Também é possível observar a persistência entre ambos os gêneros de um traço de desconfiança nas instituições políticas. Dois terços dos entrevistados consideram a democracia a melhor forma de governo, mas quase metade (49%) acredita que ela pode funcionar sem partidos.

Outros 58% afirmam preferir um líder forte a partidos ou instituições, enquanto apenas 29% admitem simpatia por governos autoritários. A juventude brasileira, ao mesmo tempo em que rejeita rupturas democráticas, parece buscar novas formas de representação fora da política tradicional.

Para o diretor de projetos da FES Brasil, Willian Habermann, esse comportamento reflete um cansaço coletivo com a política institucional. A pesquisa mostra que 57% dos jovens não confiam em partidos, 45% desconfiam da Presidência e 42% do Legislativo.

Avanço progressista

Em contrapartida, universidades, igrejas e meios de comunicação aparecem como instituições de maior credibilidade. A crise de confiança, segundo ele, convive com uma percepção pragmática: a maioria reconhece o papel do Estado como essencial para garantir oportunidades, educação e segurança.

Os dados sugerem que as mulheres jovens encarnam uma forma de engajamento político mais voltada à defesa de direitos e à empatia social, enquanto os homens manifestam uma retração cívica, marcada pela aversão à política e pelo desencanto com as instituições.

Entre elas, a crença na ação do Estado permanece mais sólida; entre eles, prevalece o descrédito generalizado. A diferença, mais do que ideológica, é de sensibilidade social.

A pesquisa também revela que a juventude brasileira, embora crítica, não é apática.

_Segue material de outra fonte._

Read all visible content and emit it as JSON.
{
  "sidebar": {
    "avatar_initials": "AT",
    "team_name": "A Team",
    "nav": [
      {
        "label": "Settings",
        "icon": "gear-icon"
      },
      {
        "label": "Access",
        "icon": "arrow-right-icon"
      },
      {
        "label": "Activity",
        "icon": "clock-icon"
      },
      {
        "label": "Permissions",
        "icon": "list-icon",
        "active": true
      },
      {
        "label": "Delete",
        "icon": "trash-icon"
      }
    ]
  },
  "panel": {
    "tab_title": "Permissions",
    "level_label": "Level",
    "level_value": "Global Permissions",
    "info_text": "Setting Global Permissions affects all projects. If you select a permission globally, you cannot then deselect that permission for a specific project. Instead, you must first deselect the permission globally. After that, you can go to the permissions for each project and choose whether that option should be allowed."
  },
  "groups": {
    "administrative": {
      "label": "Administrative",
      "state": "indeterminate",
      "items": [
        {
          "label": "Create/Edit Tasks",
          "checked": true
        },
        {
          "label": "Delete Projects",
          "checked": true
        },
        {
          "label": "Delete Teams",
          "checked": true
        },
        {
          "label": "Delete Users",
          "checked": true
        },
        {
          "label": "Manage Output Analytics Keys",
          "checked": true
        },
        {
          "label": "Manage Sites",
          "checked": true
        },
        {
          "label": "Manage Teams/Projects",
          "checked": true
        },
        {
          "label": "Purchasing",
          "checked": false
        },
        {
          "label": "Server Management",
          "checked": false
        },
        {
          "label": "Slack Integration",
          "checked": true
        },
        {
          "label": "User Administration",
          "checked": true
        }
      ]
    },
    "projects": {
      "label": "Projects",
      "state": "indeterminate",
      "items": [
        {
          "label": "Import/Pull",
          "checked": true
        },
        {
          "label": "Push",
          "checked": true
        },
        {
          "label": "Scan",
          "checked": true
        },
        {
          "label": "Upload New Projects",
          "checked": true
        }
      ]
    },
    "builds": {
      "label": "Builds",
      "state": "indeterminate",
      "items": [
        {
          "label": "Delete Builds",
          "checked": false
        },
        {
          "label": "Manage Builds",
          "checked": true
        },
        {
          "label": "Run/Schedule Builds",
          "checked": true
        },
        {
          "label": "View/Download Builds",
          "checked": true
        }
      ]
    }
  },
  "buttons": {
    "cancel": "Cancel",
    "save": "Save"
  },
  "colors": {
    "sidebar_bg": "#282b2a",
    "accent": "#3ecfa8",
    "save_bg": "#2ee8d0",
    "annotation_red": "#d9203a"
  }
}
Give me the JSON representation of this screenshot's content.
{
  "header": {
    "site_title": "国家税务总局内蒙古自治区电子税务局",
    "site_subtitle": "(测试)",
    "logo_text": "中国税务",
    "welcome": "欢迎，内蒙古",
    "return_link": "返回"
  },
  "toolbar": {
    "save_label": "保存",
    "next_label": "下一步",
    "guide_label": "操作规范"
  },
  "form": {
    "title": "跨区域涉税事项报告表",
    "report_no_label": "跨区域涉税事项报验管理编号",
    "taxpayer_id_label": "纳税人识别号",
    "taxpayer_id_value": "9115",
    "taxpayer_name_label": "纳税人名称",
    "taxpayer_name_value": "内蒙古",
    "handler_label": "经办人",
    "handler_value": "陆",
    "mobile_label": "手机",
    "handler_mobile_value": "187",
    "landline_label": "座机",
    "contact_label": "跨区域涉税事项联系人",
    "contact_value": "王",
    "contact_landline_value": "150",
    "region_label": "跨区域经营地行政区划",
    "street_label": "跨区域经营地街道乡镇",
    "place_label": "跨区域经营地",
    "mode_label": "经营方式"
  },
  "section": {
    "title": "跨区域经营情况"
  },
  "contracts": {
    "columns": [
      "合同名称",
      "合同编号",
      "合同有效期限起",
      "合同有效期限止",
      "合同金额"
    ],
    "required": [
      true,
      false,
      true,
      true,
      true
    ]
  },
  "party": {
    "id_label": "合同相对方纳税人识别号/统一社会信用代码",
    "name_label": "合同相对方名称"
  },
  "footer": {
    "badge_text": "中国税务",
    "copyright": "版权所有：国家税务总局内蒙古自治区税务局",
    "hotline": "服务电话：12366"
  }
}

Mais de 86% defendem a prioridade de oferta de educação e saúde pelo Estado, 85% valorizam a proteção ao meio ambiente e 60% acreditam que deve haver um imposto adicional sobre grandes fortunas para redistribuição de renda.

Ao mesmo tempo, 75% defendem a autonomia dos povos indígenas e das comunidades tradicionais sobre seus territórios, e 71% apoiam a regulamentação das plataformas digitais.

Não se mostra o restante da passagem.